Figure 5. Modification of 2-[18F]FDG by hydrazone formation

The radio-TLC analyses confirmed the formation of the hydrazone product. The spot distribution plate is shown in Figure 6A, where 1 and 5 correspond to unlabeled Tz2, 2 is 2-[18F]FDG, 3 is the resulting [18F]FDG-Tz2 product, and 4 corresponds to Cat. used. In the radiochromatograms (Figure 6B, C), the first radiopeak (with Rf = 0.065) is of the unlabelled 2-[18F]FDG, and the second (with Rf = 0.300) is of the obtained hydrazone product 2-[18F]FDG-Tz2.

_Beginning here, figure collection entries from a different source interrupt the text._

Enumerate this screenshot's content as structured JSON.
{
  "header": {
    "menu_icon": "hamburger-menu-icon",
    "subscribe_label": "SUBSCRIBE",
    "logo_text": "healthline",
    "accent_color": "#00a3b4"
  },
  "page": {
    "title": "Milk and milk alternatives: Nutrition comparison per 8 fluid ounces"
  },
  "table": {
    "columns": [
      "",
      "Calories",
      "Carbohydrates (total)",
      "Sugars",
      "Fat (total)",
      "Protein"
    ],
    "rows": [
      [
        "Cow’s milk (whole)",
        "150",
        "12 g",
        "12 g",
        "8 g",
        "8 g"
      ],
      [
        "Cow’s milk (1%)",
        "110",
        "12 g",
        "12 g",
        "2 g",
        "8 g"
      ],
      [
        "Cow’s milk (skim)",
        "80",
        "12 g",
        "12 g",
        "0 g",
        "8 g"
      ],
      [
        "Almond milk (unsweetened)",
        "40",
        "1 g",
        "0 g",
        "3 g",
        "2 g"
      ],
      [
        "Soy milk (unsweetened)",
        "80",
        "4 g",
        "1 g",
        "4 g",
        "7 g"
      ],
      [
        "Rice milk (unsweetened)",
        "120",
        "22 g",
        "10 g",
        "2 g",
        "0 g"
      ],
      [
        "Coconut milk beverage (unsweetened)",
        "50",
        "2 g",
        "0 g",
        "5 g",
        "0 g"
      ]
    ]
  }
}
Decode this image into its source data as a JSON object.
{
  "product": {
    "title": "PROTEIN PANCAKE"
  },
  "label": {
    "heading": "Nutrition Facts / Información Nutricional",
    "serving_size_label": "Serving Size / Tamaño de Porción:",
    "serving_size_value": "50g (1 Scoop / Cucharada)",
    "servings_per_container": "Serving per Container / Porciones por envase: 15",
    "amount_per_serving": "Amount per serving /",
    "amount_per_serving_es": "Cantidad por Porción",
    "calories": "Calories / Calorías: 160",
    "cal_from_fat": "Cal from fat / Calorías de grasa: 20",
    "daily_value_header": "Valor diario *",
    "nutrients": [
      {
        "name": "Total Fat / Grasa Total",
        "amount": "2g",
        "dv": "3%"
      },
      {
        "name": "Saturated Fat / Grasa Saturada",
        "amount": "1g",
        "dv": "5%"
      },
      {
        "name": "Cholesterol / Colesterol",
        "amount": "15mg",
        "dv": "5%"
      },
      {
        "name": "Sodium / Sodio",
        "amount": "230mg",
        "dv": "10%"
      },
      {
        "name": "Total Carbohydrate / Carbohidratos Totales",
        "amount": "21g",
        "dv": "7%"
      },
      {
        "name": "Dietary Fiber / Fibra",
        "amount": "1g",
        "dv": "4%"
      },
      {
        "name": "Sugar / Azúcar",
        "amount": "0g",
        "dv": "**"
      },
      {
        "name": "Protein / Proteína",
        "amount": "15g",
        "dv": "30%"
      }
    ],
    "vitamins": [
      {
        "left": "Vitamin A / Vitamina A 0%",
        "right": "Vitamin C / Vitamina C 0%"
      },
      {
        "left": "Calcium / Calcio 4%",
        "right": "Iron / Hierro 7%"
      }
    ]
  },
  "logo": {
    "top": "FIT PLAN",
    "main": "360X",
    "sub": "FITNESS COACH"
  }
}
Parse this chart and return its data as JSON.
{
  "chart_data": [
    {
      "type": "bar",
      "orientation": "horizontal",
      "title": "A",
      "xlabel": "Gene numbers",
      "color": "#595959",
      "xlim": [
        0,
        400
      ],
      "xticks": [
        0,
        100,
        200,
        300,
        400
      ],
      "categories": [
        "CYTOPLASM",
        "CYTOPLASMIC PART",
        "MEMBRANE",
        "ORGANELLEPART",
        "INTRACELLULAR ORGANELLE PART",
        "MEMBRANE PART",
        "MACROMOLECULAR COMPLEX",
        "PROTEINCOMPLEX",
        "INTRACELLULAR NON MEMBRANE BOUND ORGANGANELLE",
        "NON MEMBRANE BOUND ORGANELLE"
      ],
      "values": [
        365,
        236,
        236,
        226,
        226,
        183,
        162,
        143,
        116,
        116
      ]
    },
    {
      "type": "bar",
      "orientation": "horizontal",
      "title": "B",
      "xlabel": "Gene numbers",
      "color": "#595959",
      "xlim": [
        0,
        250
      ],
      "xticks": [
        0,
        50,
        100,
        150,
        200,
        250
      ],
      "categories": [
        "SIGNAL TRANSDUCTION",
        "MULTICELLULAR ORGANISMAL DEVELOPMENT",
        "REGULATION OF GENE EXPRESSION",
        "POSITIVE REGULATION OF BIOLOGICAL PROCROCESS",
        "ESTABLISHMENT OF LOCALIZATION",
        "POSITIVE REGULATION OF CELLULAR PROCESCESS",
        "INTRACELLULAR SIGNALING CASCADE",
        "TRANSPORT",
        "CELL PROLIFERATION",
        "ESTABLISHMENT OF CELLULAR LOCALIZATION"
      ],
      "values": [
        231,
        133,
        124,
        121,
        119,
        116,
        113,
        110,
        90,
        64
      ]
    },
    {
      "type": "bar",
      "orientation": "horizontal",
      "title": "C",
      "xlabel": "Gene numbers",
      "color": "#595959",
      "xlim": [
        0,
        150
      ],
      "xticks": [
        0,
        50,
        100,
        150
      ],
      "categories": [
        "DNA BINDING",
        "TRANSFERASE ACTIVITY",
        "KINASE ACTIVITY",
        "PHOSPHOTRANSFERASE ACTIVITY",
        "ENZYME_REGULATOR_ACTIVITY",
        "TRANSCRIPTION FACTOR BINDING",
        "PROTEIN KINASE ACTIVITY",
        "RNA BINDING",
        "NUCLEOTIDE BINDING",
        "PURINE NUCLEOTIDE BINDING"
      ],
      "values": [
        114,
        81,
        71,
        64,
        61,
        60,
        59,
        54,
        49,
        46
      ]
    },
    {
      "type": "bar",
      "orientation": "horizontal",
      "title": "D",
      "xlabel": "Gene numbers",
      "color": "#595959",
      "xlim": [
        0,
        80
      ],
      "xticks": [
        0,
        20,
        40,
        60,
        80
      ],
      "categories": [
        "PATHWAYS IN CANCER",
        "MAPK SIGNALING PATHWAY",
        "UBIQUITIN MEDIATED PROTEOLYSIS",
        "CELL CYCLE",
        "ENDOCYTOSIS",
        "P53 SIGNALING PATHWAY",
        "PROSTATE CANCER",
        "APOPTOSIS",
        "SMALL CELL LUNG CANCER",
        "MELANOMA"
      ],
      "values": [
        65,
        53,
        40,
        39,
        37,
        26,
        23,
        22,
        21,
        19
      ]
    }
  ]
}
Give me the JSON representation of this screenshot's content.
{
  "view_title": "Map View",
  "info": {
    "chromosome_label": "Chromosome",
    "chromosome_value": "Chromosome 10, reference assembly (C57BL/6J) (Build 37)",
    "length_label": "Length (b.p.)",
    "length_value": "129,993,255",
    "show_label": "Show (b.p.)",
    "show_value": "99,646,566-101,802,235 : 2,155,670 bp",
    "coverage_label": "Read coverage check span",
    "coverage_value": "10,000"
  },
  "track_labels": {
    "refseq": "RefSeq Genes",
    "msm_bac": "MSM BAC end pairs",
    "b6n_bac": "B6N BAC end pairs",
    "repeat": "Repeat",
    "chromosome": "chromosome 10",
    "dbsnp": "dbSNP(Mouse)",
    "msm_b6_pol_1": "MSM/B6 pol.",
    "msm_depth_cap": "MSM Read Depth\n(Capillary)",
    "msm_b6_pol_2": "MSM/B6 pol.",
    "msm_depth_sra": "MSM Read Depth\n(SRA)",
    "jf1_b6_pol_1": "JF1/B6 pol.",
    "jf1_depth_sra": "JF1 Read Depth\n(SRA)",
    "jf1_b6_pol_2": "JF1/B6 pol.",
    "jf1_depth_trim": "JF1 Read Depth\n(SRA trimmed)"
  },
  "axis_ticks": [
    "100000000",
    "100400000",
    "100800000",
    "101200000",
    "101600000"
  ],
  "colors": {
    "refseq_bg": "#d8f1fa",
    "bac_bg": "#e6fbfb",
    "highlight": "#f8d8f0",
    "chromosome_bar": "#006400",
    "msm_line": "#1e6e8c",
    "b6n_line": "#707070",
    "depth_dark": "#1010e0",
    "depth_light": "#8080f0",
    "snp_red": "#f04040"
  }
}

Figure 6. Radio-TLC analysis of the obtained hydrazone product: A) chromatogram with spot distribution of the reaction components; B) radio chromatogram of synthesis at 30°C; C) radio chromatogram of synthesis at 70°C

Figures 6B, C show the radiochromatograms of syntheses carried out at different temperatures and the effect over reaction yield was the same as oxime formation. Negligible RCY at 30°C and increasing to about 70% (not decay corrected) at 70°C. In both temperatures presence of unreacted 2-[18F]FDG was observed in the reaction mixture and the reason comes due to the fact that the hydrazone bond under these conditions hydrolyzed. According to this result the hydrazone radiolabeling even if it was successful, could not be applied for further biorthogonal click reactions. Even though that obtained conjugates for Tz1 was mixture (2-[18F]FDG-Tz1 and [18F]FDG-Tz1-2-[18F]FDG) and for Tz2 (2-[18F]FDG-Tz2) was unstable, a simple protocol fully applicable for clinical laboratories for modification of 2-[18F]FDG via oxime and hydrazone formation was done, accomplished with appropriate technique for observation (radio TLC).

Conclusions

The main advantages of oxime formation via a click reaction between aminooxy- and carbonyl functional groups used for 18F-fluoroglycosylation are its high chemoselectivity, the application of unprotected aminooxy precursors, and the fact that coupling to the carbonyl component can be performed in aqueous media (pH 47) [20]. The acidic environment facilitates the deblocking of the acetal functional group as well as favors the formation of an oxime bond between the aldehyde and aminooxy group [30]. For the formation of oximes and hydrazones, a pH of around 4.5 is usually advantageous [31]. To achieve conjugation of 2-[18F]FDG with peptides, the reaction must be performed at elevated temperature (up to 130°C) and low pH (e.g., pH 2.5) [32]. A facile, rapid, and efficient method for direct labeling of tetrazine derivative (clickable with trans cyclooctene moieties) with 2-[18F]FDG under standard clinical laboratory settings was developed. The synthesis was carried out in a weakly acidic condition pH = 4.2; at 70°C and in the presence of p-diaminobenzene as a catalyst. The progress of the reactions was monitored by radio-TLC. The temperature had a strong effect on the yield of radiolabeling via oxime and hydrazone conjugations, where RCY = 99.2 ± 0.5% for 2-[18F]FDG-Tz1 + 2-[18F]FDG-Tz1-2-[18F]FDG and RCY = 68.8 ± 0.5% for 2-[18F]FDG-Tz2 were obtained. Using existing facilities and equipment in clinics for specific modification of approved radiopharmaceutical as 2-[18F]FDG will provide a unique toolbox in the hands of physicians and will forward a personalization of therapy in nuclear medicine.

Article information and declarations

Acknowledgments

The authors are grateful for the support provided by the Research Fund at the Ministry of Education and Science (contract № KP-06-N29/4).

Conflict of interest

The authors declare that there is no conflict of interest regarding this research.

Funding

The source of funding is the “Scientific Research” fund of the Ministry of Education and Culture of Bulgaria (agreement No KP-06-N29/4).